Resident psychopath Myers (George P Wilbur), meanwhile, catatonic since the fire that was supposed to have finished him off at the end of Halloween 2, is being transported to a new facility by a less than impressive doctor/nurse team, and in their infinite wisdom they’ve decided that a stormy night in the run up to Halloween is probably the best time for this administrative masterstroke. He’s as good as dead right?
Obviously not, and more than that, he’s borderline superhuman – evidence of the sort of giddy thinking that led to such franchise-smothering nonsense as Freddy Vs Jason. While the slasher villain is typically supposed to endure levels of damage that test even the seasoned horror hound’s suspension of disbelief, it sort of obliterates any hope, and therefore real tension or danger outright, if he’s strong enough to, among other things, force his thumb through the front of someone’s skull, crush a human head like a paper plate and drive a shotgun barrel right through someone’s mid-drift and lift her off the ground.
Similarly, he doesn’t glide ethereally into shot as he did the peerless original. Instead, this Michael Myers lurches out of the darkness like a mannequin in a seaside ghost train. Against this sort of nonsense, the script makes a late effort to up the stakes following its middling opening third and old testament slasher movie moralising – Jamie’s surrogate big sister, Rachel Carruthers (Ellie Cornell) is the virginal final girl in this scenario, just waiting for her boyfriend Brady (Sasha Jenson) to pop the question – but instead he’d rather feel up busty blonde Kelly Meeker (Kathleen Kinmont) from the perfume counter, who gets her boobs out with all the dry functionality of a bus driver checking a ticket. Spoiler alert: Kelly gets killed first, followed by Brady, but not before they dragging out their derivative love triangle well beyond its natural lifespan.

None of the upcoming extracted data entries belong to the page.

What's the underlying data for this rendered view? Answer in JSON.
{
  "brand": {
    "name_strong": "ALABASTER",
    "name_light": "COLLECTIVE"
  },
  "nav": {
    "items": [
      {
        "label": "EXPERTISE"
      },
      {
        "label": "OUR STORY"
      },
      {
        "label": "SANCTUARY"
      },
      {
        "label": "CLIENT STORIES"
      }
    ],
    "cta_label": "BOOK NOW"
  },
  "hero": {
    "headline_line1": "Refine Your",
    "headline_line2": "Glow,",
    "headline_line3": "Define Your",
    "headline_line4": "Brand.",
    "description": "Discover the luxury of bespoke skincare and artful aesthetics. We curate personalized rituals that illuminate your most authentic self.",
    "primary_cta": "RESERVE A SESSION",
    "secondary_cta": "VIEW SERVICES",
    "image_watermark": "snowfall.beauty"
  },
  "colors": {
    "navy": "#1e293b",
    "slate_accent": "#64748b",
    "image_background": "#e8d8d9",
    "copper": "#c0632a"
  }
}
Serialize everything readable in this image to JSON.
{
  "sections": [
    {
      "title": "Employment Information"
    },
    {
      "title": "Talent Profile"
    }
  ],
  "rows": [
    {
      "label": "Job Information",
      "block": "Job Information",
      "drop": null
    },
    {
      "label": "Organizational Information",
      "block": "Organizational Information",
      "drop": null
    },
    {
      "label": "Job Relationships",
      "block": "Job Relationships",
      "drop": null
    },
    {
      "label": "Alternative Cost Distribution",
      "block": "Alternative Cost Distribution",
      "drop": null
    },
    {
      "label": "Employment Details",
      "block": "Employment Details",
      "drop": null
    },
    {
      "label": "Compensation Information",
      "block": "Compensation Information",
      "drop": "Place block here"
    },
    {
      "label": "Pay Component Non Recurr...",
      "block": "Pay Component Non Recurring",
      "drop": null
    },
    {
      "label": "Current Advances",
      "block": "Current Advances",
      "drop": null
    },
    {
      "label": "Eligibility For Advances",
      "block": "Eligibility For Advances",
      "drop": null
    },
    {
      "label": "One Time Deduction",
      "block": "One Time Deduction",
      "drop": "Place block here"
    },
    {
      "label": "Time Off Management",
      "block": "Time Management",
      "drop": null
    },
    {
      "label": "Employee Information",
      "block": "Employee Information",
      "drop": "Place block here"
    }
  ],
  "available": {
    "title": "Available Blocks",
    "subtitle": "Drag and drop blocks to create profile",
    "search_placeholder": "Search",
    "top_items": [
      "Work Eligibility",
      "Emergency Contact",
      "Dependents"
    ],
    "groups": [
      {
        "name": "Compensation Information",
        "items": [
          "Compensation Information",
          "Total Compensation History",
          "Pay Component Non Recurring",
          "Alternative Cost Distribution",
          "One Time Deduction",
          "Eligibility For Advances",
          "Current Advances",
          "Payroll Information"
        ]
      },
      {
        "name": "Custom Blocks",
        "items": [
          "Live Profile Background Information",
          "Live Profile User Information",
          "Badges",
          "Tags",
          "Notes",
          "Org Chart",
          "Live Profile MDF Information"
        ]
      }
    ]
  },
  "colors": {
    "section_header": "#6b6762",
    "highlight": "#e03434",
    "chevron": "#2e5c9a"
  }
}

Sheriff Meeker (Beau Starr) breaks with horror tradition by believing the hooting old doom owl that is Dr Sam Loomis (Donald Pleasence) with only minimal, tokenistic movie authority figure scepticism, and barricades the hormonal trio, Jamie, the Doc, a deputy and himself in the Meeker home – which is a fairly sound strategy – except, of course, it all goes horribly wrong in the final third, and their efforts to keep Myers locked out instead ensures they’re locked in.
It’s a good effort to keep things interesting, but it’s all a little too late to claw back any real interest after nearly an hour spent dully plodding around over the remains of the first movie looking for the same magic, and by the time the shock ending kicks in – predictable from the second Jamie chooses a clown costume to those obsessively familiar with the first film, but nonethess chilling – you can’t help but feel it would have been better just keeping this bit and rewriting the entire film from the back.